We drove to the neighborhood of Westport, a funky, colorful section of Kansas City loaded with cafes and trendy but subtle shops. Lots of students. Lots of crafts and art. Lots of sculptures.

Colorful houses painted in bright pastels and wacky reds and oranges. Trees. Hills. And a monument marking the start of the pioneer trails. Older man with long hair in pony tails. Parks. Fountains and fountains. Trendiness at its best at the gateway to the west.

We wound up at Arthur Bryant's, which has been called the best barbecue in the world. There's only one restaurant. It's located just down the street from where the Kansas City Negro League team used to play half a century ago. I guess that's how it got started - people stopping by on the way to the ballpark.

It definitely was spicier and grainier than the sweet, smooth barbecue of KC Masterpiece, but I think it was much tastier - soaked on a two-and-a-half-inch-thick beef brisket sandwich with Bryant's fried and a Boulevard Pale Ale.

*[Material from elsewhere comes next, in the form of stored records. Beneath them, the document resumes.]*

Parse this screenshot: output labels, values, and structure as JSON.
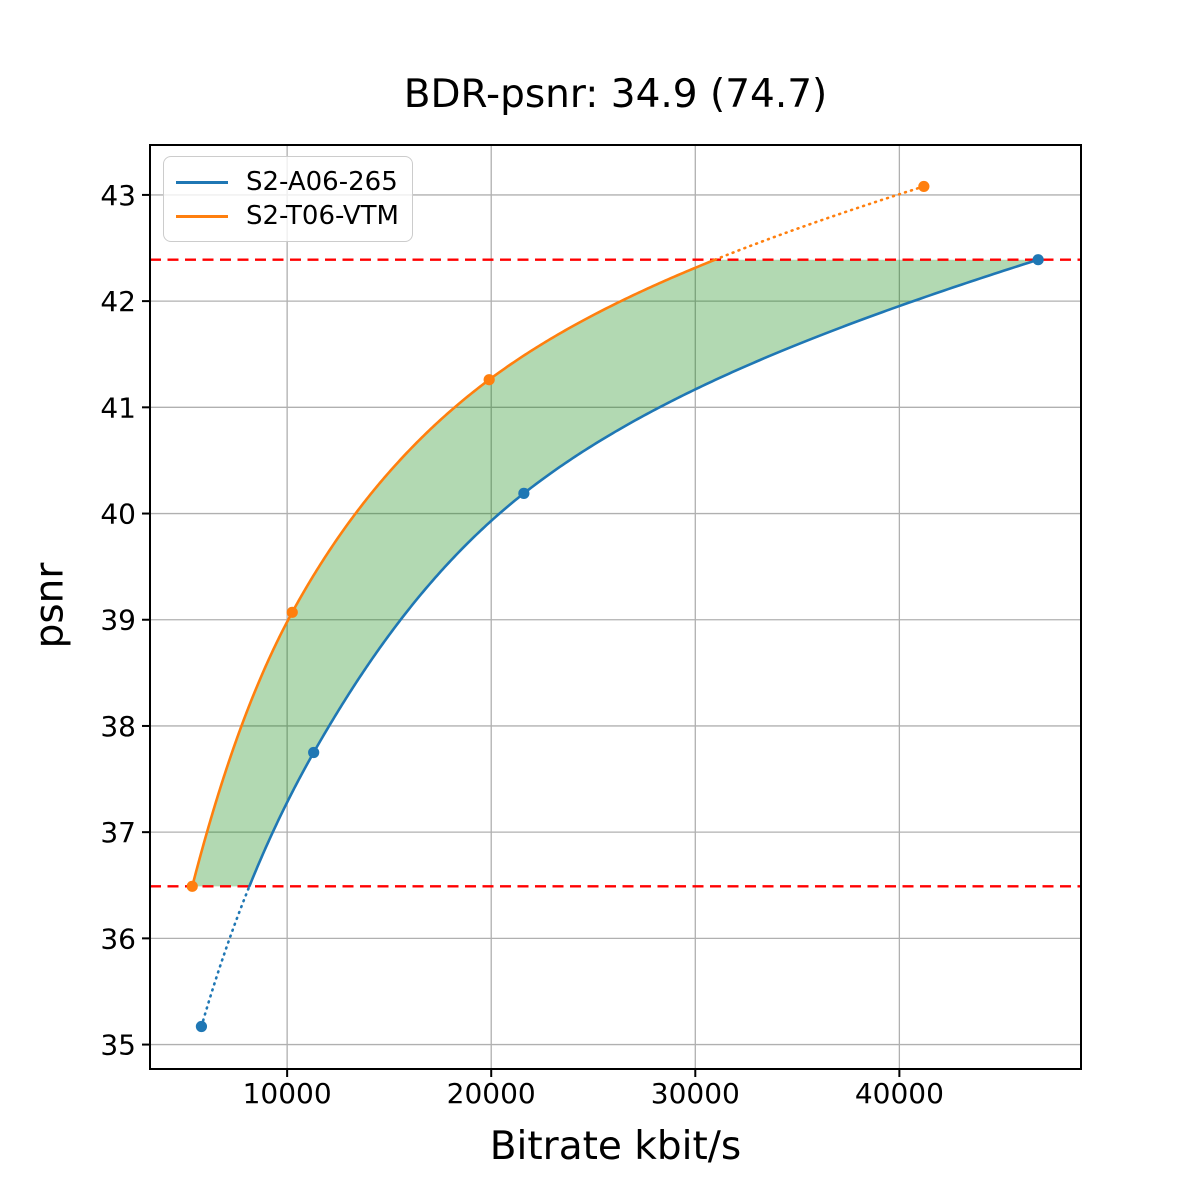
{
  "chart_data": {
    "type": "line",
    "title": "BDR-psnr: 34.9 (74.7)",
    "xlabel": "Bitrate kbit/s",
    "ylabel": "psnr",
    "xlim": [
      3280,
      48900
    ],
    "ylim": [
      34.77,
      43.47
    ],
    "xticks": [
      10000,
      20000,
      30000,
      40000
    ],
    "yticks": [
      35,
      36,
      37,
      38,
      39,
      40,
      41,
      42,
      43
    ],
    "grid": true,
    "grid_color": "#b0b0b0",
    "legend_position": "upper left",
    "series": [
      {
        "name": "S2-A06-265",
        "color": "#1f77b4",
        "x": [
          5800,
          11300,
          21600,
          46800
        ],
        "y": [
          35.17,
          37.75,
          40.19,
          42.39
        ],
        "marker": "circle",
        "note": "solid inside integration interval, dotted below psnr 36.49"
      },
      {
        "name": "S2-T06-VTM",
        "color": "#ff7f0e",
        "x": [
          5350,
          10250,
          19900,
          41200
        ],
        "y": [
          36.49,
          39.07,
          41.26,
          43.08
        ],
        "marker": "circle",
        "note": "solid inside integration interval, dotted above psnr 42.39"
      }
    ],
    "hlines": {
      "values": [
        36.49,
        42.39
      ],
      "color": "#ff0000",
      "style": "dashed",
      "meaning": "BD integration interval bounds"
    },
    "shaded_region": {
      "color": "#008000",
      "opacity": 0.3,
      "description": "area between the two rate-distortion curves clipped to psnr interval [36.49, 42.39]"
    }
  }
}
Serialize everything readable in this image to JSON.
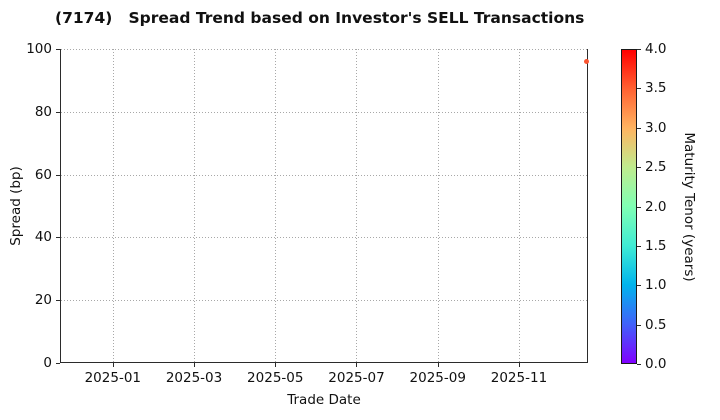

Definitely a better environment: cafeteria-style, gruff black man taking my order and slapping on freshly sliced beef on the thin bread; it's a small place, with newspaper articles and plaques covering the walls. On the side of the sauce containers it declares Bryant's is "the president's choice," named after Jimmy Carter sampled the food and subsequently sent for carry out from the White House regularly.

Casual dining. Messy. Lots of napkins and a big jar of pickles to load on your sandwich. Families, lovers and cops all made their way through the loose screen doors in the half hour we were there. The only people to actually eat in were white. All the black customers ordered carry out. So with the grainy barbecue sauce on my face and a wide-grinning Jimmy Carter staring down at me, with a gritty vinyl tile floor under our feet and sweaty black men plopping handfuls of slow-cooked beef on tiny slices of bread, the experience was something I don't think I'll be able to replicate again.